No wonder we are conflicted. A constant battle between joy and sorrow rages on within and about us. And it is always surrounded and often obscured by the mundane. Indeed we often cloak ourselves in the trivial (think of television) to find respite from the harder truths. And so we become numb. Awakening to one of the twin forces in times of clarity. Sure we deflect the awful but so often we fail to welcome the beautiful as if it were so great an effort to invite the wonders.


And then there is the meaningful. The knowledge that abets our greatest hopes and worst fears (have you ever had the worst day of your life? Have you ever had your best? Do you reckon that more contenders for both will come along? Are you girded for the storm? Are you...). So often we confuse information for truth or understanding. Our brains collect trivia and we stamp ourselves smart then recoil at contradictions unable to break away from linear thinking.

As we aim to possess understanding it calls us weak and stupid and we shove it under a rug and tell more lies -- mostly to ourselves.

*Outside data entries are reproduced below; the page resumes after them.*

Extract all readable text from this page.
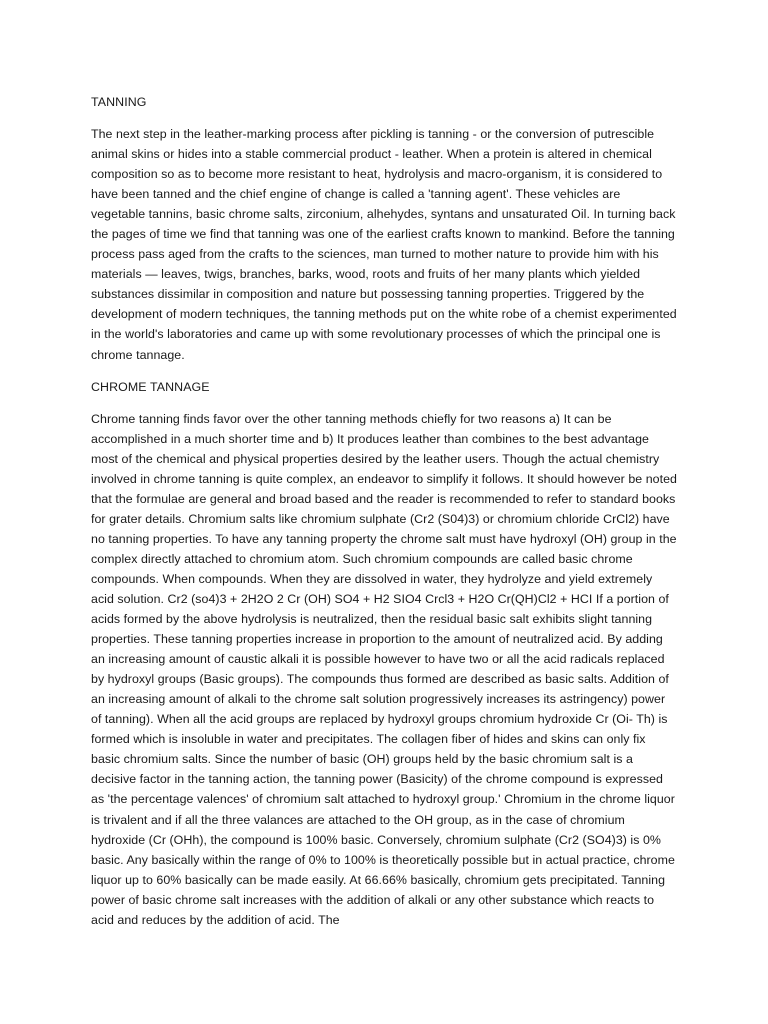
TANNING

The next step in the leather-marking process after pickling is tanning - or the conversion of putrescible animal skins or hides into a stable commercial product - leather. When a protein is altered in chemical composition so as to become more resistant to heat, hydrolysis and macro-organism, it is considered to have been tanned and the chief engine of change is called a 'tanning agent'. These vehicles are vegetable tannins, basic chrome salts, zirconium, alhehydes, syntans and unsaturated Oil. In turning back the pages of time we find that tanning was one of the earliest crafts known to mankind. Before the tanning process pass aged from the crafts to the sciences, man turned to mother nature to provide him with his materials — leaves, twigs, branches, barks, wood, roots and fruits of her many plants which yielded substances dissimilar in composition and nature but possessing tanning properties. Triggered by the development of modern techniques, the tanning methods put on the white robe of a chemist experimented in the world's laboratories and came up with some revolutionary processes of which the principal one is chrome tannage.

CHROME TANNAGE

Chrome tanning finds favor over the other tanning methods chiefly for two reasons a) It can be accomplished in a much shorter time and b) It produces leather than combines to the best advantage most of the chemical and physical properties desired by the leather users. Though the actual chemistry involved in chrome tanning is quite complex, an endeavor to simplify it follows. It should however be noted that the formulae are general and broad based and the reader is recommended to refer to standard books for grater details. Chromium salts like chromium sulphate (Cr2 (S04)3) or chromium chloride CrCl2) have no tanning properties. To have any tanning property the chrome salt must have hydroxyl (OH) group in the complex directly attached to chromium atom. Such chromium compounds are called basic chrome compounds. When compounds. When they are dissolved in water, they hydrolyze and yield extremely acid solution. Cr2 (so4)3 + 2H2O 2 Cr (OH) SO4 + H2 SIO4 Crcl3 + H2O Cr(QH)Cl2 + HCI If a portion of acids formed by the above hydrolysis is neutralized, then the residual basic salt exhibits slight tanning properties. These tanning properties increase in proportion to the amount of neutralized acid. By adding an increasing amount of caustic alkali it is possible however to have two or all the acid radicals replaced by hydroxyl groups (Basic groups). The compounds thus formed are described as basic salts. Addition of an increasing amount of alkali to the chrome salt solution progressively increases its astringency) power of tanning). When all the acid groups are replaced by hydroxyl groups chromium hydroxide Cr (Oi- Th) is formed which is insoluble in water and precipitates. The collagen fiber of hides and skins can only fix basic chromium salts. Since the number of basic (OH) groups held by the basic chromium salt is a decisive factor in the tanning action, the tanning power (Basicity) of the chrome compound is expressed as 'the percentage valences' of chromium salt attached to hydroxyl group.' Chromium in the chrome liquor is trivalent and if all the three valances are attached to the OH group, as in the case of chromium hydroxide (Cr (OHh), the compound is 100% basic. Conversely, chromium sulphate (Cr2 (SO4)3) is 0% basic. Any basically within the range of 0% to 100% is theoretically possible but in actual practice, chrome liquor up to 60% basically can be made easily. At 66.66% basically, chromium gets precipitated. Tanning power of basic chrome salt increases with the addition of alkali or any other substance which reacts to acid and reduces by the addition of acid. The
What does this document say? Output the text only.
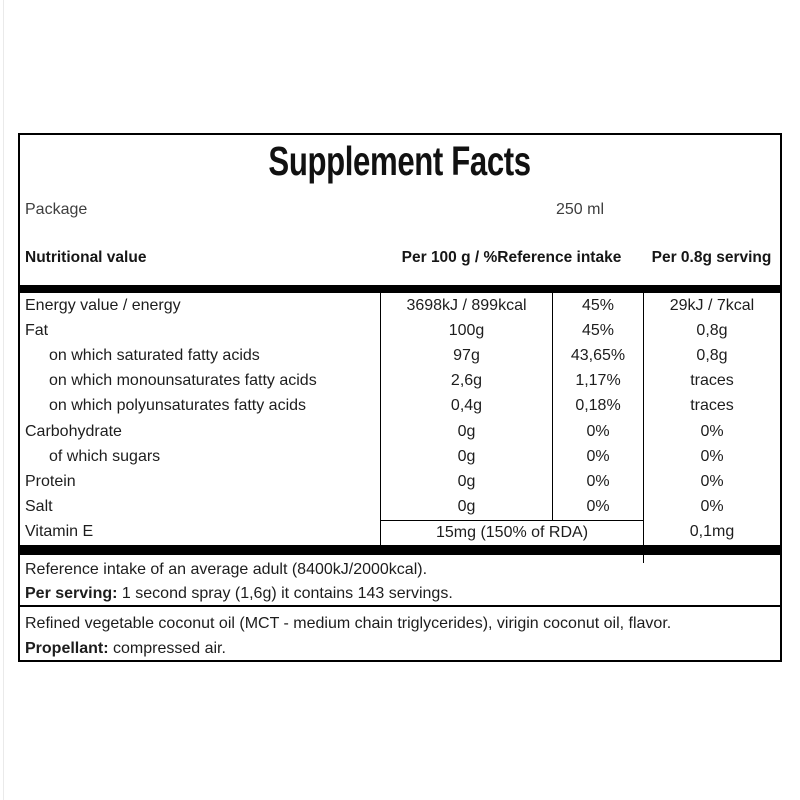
Supplement Facts
Package	250 ml
Nutritional value	Per 100 g / %Reference intake	Per 0.8g serving
Energy value / energy	3698kJ / 899kcal	45%	29kJ / 7kcal
Fat	100g	45%	0,8g
on which saturated fatty acids	97g	43,65%	0,8g
on which monounsaturates fatty acids	2,6g	1,17%	traces
on which polyunsaturates fatty acids	0,4g	0,18%	traces
Carbohydrate	0g	0%	0%
of which sugars	0g	0%	0%
Protein	0g	0%	0%
Salt	0g	0%	0%
Vitamin E	15mg (150% of RDA)	0,1mg
Reference intake of an average adult (8400kJ/2000kcal).
Per serving: 1 second spray (1,6g) it contains 143 servings.
Refined vegetable coconut oil (MCT - medium chain triglycerides), virigin coconut oil, flavor.
Propellant: compressed air.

Celebrations. Why do I a non believer so love Christmas? I always have. As a child. As a teen. As a young adult. As a parent of children. Now as a parent of 20 somethings. It is -- you see -- colorful and different. Christmas comes with its own set of music and decor and lights and traditions and food and drinks and treats and of course gifts. Family feels so close. So secure. So loving.

Some will tell you that there is a war on Christmas. If so it has no chance. This entrenched holiday is everywhere for  a full month. The only blows it has suffered is the use of Happy Holidays in lieu of Merry Christmas and the elimination of a nativity scene or two. Christmas thrives because it is an economic force as well as cultural one. Xmas has barely suffered a few nicks and bruises.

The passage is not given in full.